The House Committee for Oversight and Government Reform held another hearing on HAMP on Thursday. Representatives from five major mortgage servicers testified. In one part of the hearing, Rep. Jim Jordan (R-OH) asked what portion of their total mortgage modifications were permanent HAMP modifications (see bottom of post for video clip). The results weren't pretty:
As you can see, the vast majority of the time borrowers are choosing private modification programs over HAMP. Jordan followed up, asking whether there were many borrowers who qualified for HAMP but would not their program. All panelists said that this was a rare situation. In fact, some indicated that they often successfully modify mortgages for borrowers who didn't even qualify for HAMP. Here are a few choice responses.
Sanjiv Das, Chief Executive Officer, CitiMortgage, Inc.:
"Let's put it this way, for the people who fell out of HAMP, we were able to save about 15% more."

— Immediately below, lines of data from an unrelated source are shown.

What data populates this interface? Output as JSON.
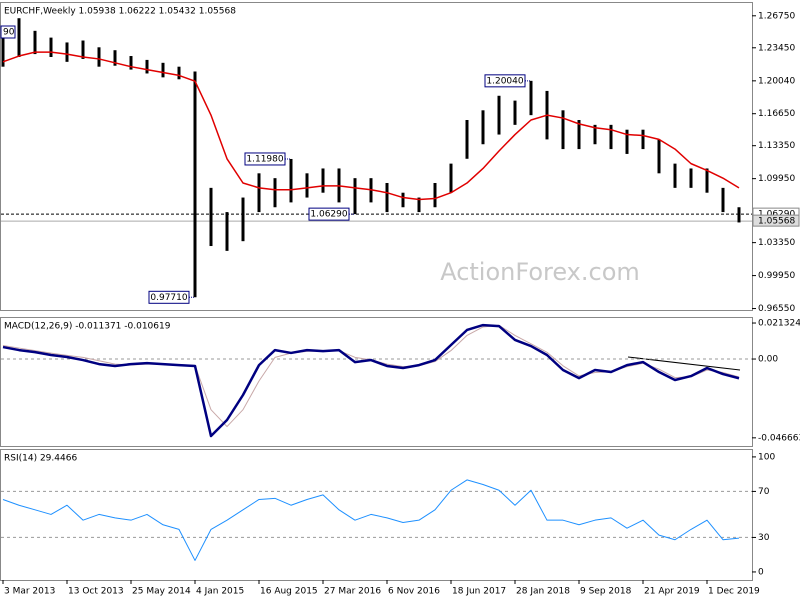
{
  "chart_data": [
    {
      "type": "ohlc",
      "title": "EURCHF,Weekly 1.05938 1.06222 1.05432 1.05568",
      "corner_label": "90",
      "watermark": "ActionForex.com",
      "color": "#000000",
      "categories": [
        "3 Mar 2013",
        null,
        null,
        null,
        "13 Oct 2013",
        null,
        null,
        null,
        "25 May 2014",
        null,
        null,
        null,
        "4 Jan 2015",
        null,
        null,
        null,
        "16 Aug 2015",
        null,
        null,
        null,
        "27 Mar 2016",
        null,
        null,
        null,
        "6 Nov 2016",
        null,
        null,
        null,
        "18 Jun 2017",
        null,
        null,
        null,
        "28 Jan 2018",
        null,
        null,
        null,
        "9 Sep 2018",
        null,
        null,
        null,
        "21 Apr 2019",
        null,
        null,
        null,
        "1 Dec 2019",
        null,
        null
      ],
      "high": [
        1.25,
        1.265,
        1.252,
        1.245,
        1.24,
        1.242,
        1.235,
        1.232,
        1.226,
        1.222,
        1.219,
        1.215,
        1.21,
        1.09,
        1.065,
        1.08,
        1.105,
        1.1,
        1.1198,
        1.105,
        1.11,
        1.11,
        1.1,
        1.1,
        1.095,
        1.085,
        1.08,
        1.095,
        1.115,
        1.16,
        1.17,
        1.185,
        1.18,
        1.2004,
        1.19,
        1.17,
        1.16,
        1.155,
        1.155,
        1.15,
        1.15,
        1.14,
        1.115,
        1.11,
        1.11,
        1.09,
        1.07
      ],
      "low": [
        1.215,
        1.225,
        1.228,
        1.225,
        1.22,
        1.223,
        1.215,
        1.216,
        1.212,
        1.208,
        1.204,
        1.202,
        0.9771,
        1.03,
        1.025,
        1.035,
        1.065,
        1.07,
        1.075,
        1.08,
        1.085,
        1.075,
        1.0629,
        1.075,
        1.065,
        1.07,
        1.065,
        1.07,
        1.085,
        1.12,
        1.135,
        1.145,
        1.155,
        1.165,
        1.14,
        1.13,
        1.13,
        1.135,
        1.13,
        1.125,
        1.13,
        1.105,
        1.09,
        1.09,
        1.085,
        1.065,
        1.05432
      ],
      "series": [
        {
          "color": "#e00000",
          "values": [
            1.22,
            1.226,
            1.23,
            1.23,
            1.228,
            1.225,
            1.223,
            1.219,
            1.215,
            1.212,
            1.209,
            1.206,
            1.2,
            1.165,
            1.12,
            1.095,
            1.09,
            1.088,
            1.088,
            1.09,
            1.092,
            1.092,
            1.09,
            1.088,
            1.085,
            1.08,
            1.078,
            1.079,
            1.085,
            1.095,
            1.11,
            1.128,
            1.145,
            1.16,
            1.165,
            1.162,
            1.156,
            1.152,
            1.15,
            1.145,
            1.144,
            1.14,
            1.13,
            1.115,
            1.108,
            1.1,
            1.09
          ]
        }
      ],
      "annotations": [
        {
          "label": "1.11980",
          "value": 1.1198
        },
        {
          "label": "0.97710",
          "value": 0.9771
        },
        {
          "label": "1.20040",
          "value": 1.2004
        },
        {
          "label": "1.06290",
          "value": 1.0629
        }
      ],
      "price_lines": [
        {
          "label": "1.06290",
          "value": 1.0629,
          "style": "dashed"
        },
        {
          "label": "1.05568",
          "value": 1.05568,
          "style": "solid"
        }
      ],
      "ylim": [
        0.964,
        1.2807
      ],
      "yticks": [
        {
          "value": 1.2675,
          "label": "1.26750"
        },
        {
          "value": 1.2345,
          "label": "1.23450"
        },
        {
          "value": 1.2004,
          "label": "1.20040"
        },
        {
          "value": 1.1665,
          "label": "1.16650"
        },
        {
          "value": 1.1335,
          "label": "1.13350"
        },
        {
          "value": 1.0995,
          "label": "1.09950"
        },
        {
          "value": 1.0335,
          "label": "1.03350"
        },
        {
          "value": 0.9995,
          "label": "0.99950"
        },
        {
          "value": 0.9655,
          "label": "0.96550"
        }
      ]
    },
    {
      "type": "macd",
      "title": "MACD(12,26,9) -0.011371 -0.010619",
      "series": [
        {
          "color": "#000080",
          "values": [
            0.0071,
            0.0053,
            0.0041,
            0.0024,
            0.0012,
            -0.0006,
            -0.003,
            -0.0041,
            -0.003,
            -0.0024,
            -0.003,
            -0.0036,
            -0.0041,
            -0.0456,
            -0.0361,
            -0.0213,
            -0.0036,
            0.0053,
            0.0036,
            0.0053,
            0.0047,
            0.0053,
            -0.0018,
            -0.0006,
            -0.0041,
            -0.0053,
            -0.0036,
            -0.0006,
            0.0083,
            0.0172,
            0.0201,
            0.0195,
            0.0113,
            0.0077,
            0.0024,
            -0.0065,
            -0.0113,
            -0.0065,
            -0.0077,
            -0.0036,
            -0.0018,
            -0.0077,
            -0.0124,
            -0.0101,
            -0.0053,
            -0.0089,
            -0.011371
          ]
        },
        {
          "color": "#c8a8a8",
          "values": [
            0.008,
            0.0065,
            0.005,
            0.0035,
            0.0022,
            0.001,
            -0.001,
            -0.003,
            -0.0035,
            -0.003,
            -0.003,
            -0.0033,
            -0.0038,
            -0.03,
            -0.04,
            -0.03,
            -0.013,
            0.001,
            0.0035,
            0.0045,
            0.0048,
            0.005,
            0.001,
            -0.0005,
            -0.003,
            -0.0045,
            -0.004,
            -0.0015,
            0.005,
            0.014,
            0.019,
            0.02,
            0.014,
            0.009,
            0.004,
            -0.004,
            -0.01,
            -0.008,
            -0.0075,
            -0.0045,
            -0.0025,
            -0.006,
            -0.011,
            -0.0105,
            -0.0065,
            -0.008,
            -0.010619
          ]
        }
      ],
      "levels": [
        0
      ],
      "ylim": [
        -0.0515,
        0.0243
      ],
      "yticks": [
        0.021324,
        {
          "value": 0,
          "label": "0.00"
        },
        -0.046663
      ]
    },
    {
      "type": "line",
      "title": "RSI(14) 29.4466",
      "series": [
        {
          "color": "#1e90ff",
          "values": [
            63,
            58,
            54,
            50,
            58,
            45,
            50,
            47,
            45,
            50,
            41,
            37,
            10,
            37,
            45,
            54,
            63,
            64,
            58,
            63,
            67,
            54,
            45,
            50,
            47,
            43,
            45,
            54,
            71,
            80,
            76,
            71,
            58,
            71,
            45,
            45,
            41,
            45,
            47,
            38,
            45,
            32,
            28,
            37,
            45,
            28,
            29.4466
          ]
        }
      ],
      "levels": [
        70,
        30
      ],
      "ylim": [
        -7,
        106
      ],
      "yticks": [
        100,
        70,
        30,
        0
      ]
    }
  ]
}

Michael J. Heid, Co-President, Wells Fargo Home Mortgage:
"Somewhere between 70 and 80 percent of the HAMP cancellations are resulting in some other form of saving the home or avoiding foreclosure."
Jordan drew the conclusion that HAMP was probably unnecessary to begin with. If almost all of the strikingly few borrowers that the program has helped would have qualified for private modifications anyway, what was the point? That doesn't sound like $75 billion well-spent.
While that line of reasoning is appears sensible, there is another side to the argument. The government's insistence on mortgage modification and creation of HAMP might have driven private programs to succeed as well. Once these servicers realized they would be forced to participate in HAMP, due to their acceptance of bailout money, they devised their own proprietary modification programs instead. In this case, it's possible that HAMP's existence helped to create the private mortgage modification market.
Even if it did, however, $75 billion is a pretty big price tag for nudging along a private sector that may have ended up in the same place anyway. The statistics above don't speak very favorably about HAMP's design either. The government program provides carrots to servicers, investors, and borrowers for their participation, but still produces far worse results than private programs without any such incentives.